Second, "It's not natural" is often synonymous with "animals don't act that way," which, if you knew our dog, the late Velcro, is empirically verifiable bullshit. Velcro was an outstanding member of not only the homosexual community (well, maybe bisexual), but also the interspecies pervert community. Velcro would hump the crap out of a pillow if you gave him the chance. He had a nice, gay relationship with the male dog next door (a fence is no obstacle to true love). He routinely tried to cornhole our cat, the longsuffering-- and very male-- Mozart, whose piercing meows from the downstairs laundry room alerted us, time and again, to another porn movie reenactment in progress. And I somehow doubt Velcro's the only dog out there with a, uh, sexually complex background. Doesn't happen in the animal world? Get your head out of your ass. If you've got a dog, and you're a guy, you KNOW the horror of canine love for your calves.
Man's best friend.
In all, this makes the issue of sexuality in religion downright stupid. Should the churches be ordaining homosexual priests and ministers and elders and all the rest? All I can give you is my opinion. Hell yes, they should. Homosexuality is not a choice, unless you're Anne Heche. It's a predisposition, like hating onions. A genetic trait distributed throughout populations all over the world, like left-handedness. It's not a disease, and it's not debilitating-- morally, spiritually, mentally, or physically. Granted, I don't like watching gay guys kiss. It's not my bag. But do I think, therefore, that they're going to hell? No. I don't like onions, and I don't think onion-eaters are hellbound, either. Should gays and lesbians be forbidden marriage rights? No, absolutely not. (I think we're working on that issue right now, as a nation, and some enlightened churches have bravely defied their authority structure to sanction homosexual matrimony.) I think it's time for the church, in all its forms, to stop deliberately misunderstanding homosexuality and marginalizing homosexuals in a way that, if I dare to cite scripture, throws a bucket of shit on the compassionate lessons to be learned from the good Samaritan story (Lk 10:25-37, if you're curious).
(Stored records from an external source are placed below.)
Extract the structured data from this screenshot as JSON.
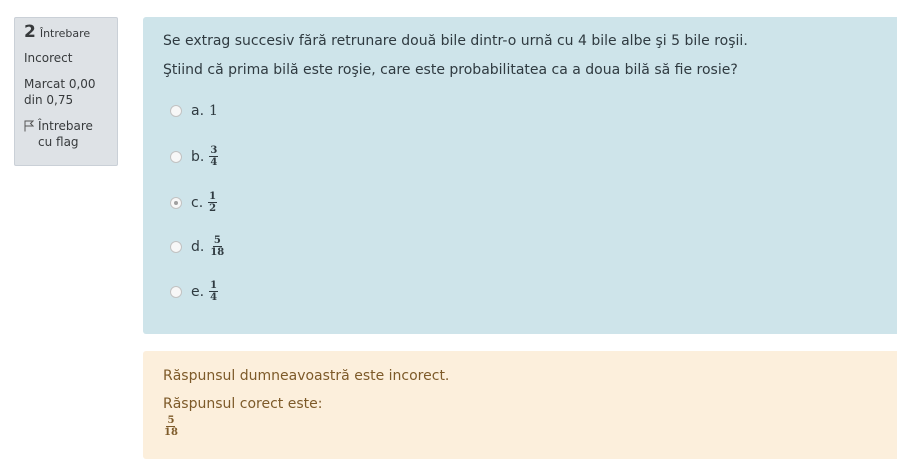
{
  "info": {
    "question_number": "2",
    "question_label": "Întrebare",
    "state": "Incorect",
    "grade": "Marcat 0,00 din 0,75",
    "flag_label": "Întrebare cu flag",
    "flag_icon": "flag-outline-icon"
  },
  "question": {
    "text_line1": "Se extrag succesiv fără retrunare două bile dintr-o urnă cu 4 bile albe şi 5 bile roşii.",
    "text_line2": "Ştiind că prima bilă este roşie, care este probabilitatea ca a doua bilă să fie rosie?",
    "options": [
      {
        "letter": "a.",
        "value": "1",
        "selected": false
      },
      {
        "letter": "b.",
        "numerator": "3",
        "denominator": "4",
        "selected": false
      },
      {
        "letter": "c.",
        "numerator": "1",
        "denominator": "2",
        "selected": true
      },
      {
        "letter": "d.",
        "numerator": "5",
        "denominator": "18",
        "selected": false
      },
      {
        "letter": "e.",
        "numerator": "1",
        "denominator": "4",
        "selected": false
      }
    ]
  },
  "feedback": {
    "incorrect_message": "Răspunsul dumneavoastră este incorect.",
    "correct_answer_label": "Răspunsul corect este:",
    "correct_numerator": "5",
    "correct_denominator": "18"
  },
  "colors": {
    "info_bg": "#dee2e6",
    "question_bg": "#cee4ea",
    "feedback_bg": "#fcefdc",
    "feedback_text": "#7d5a29"
  }
}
Sexuality in the Judeo-Christo-Muslim world has been fetishized, polarized, and obsessed over. It's one of the most divisive issues in modern monotheism. Unfortunately, religious conservatives betray an unrepentant 1st-century sensibility when they put forth their tired, ridiculous, troglodyte arguments. The religious preoccupation with sex is one of the main reasons Freudian-trained psychologists will be in business for a long time.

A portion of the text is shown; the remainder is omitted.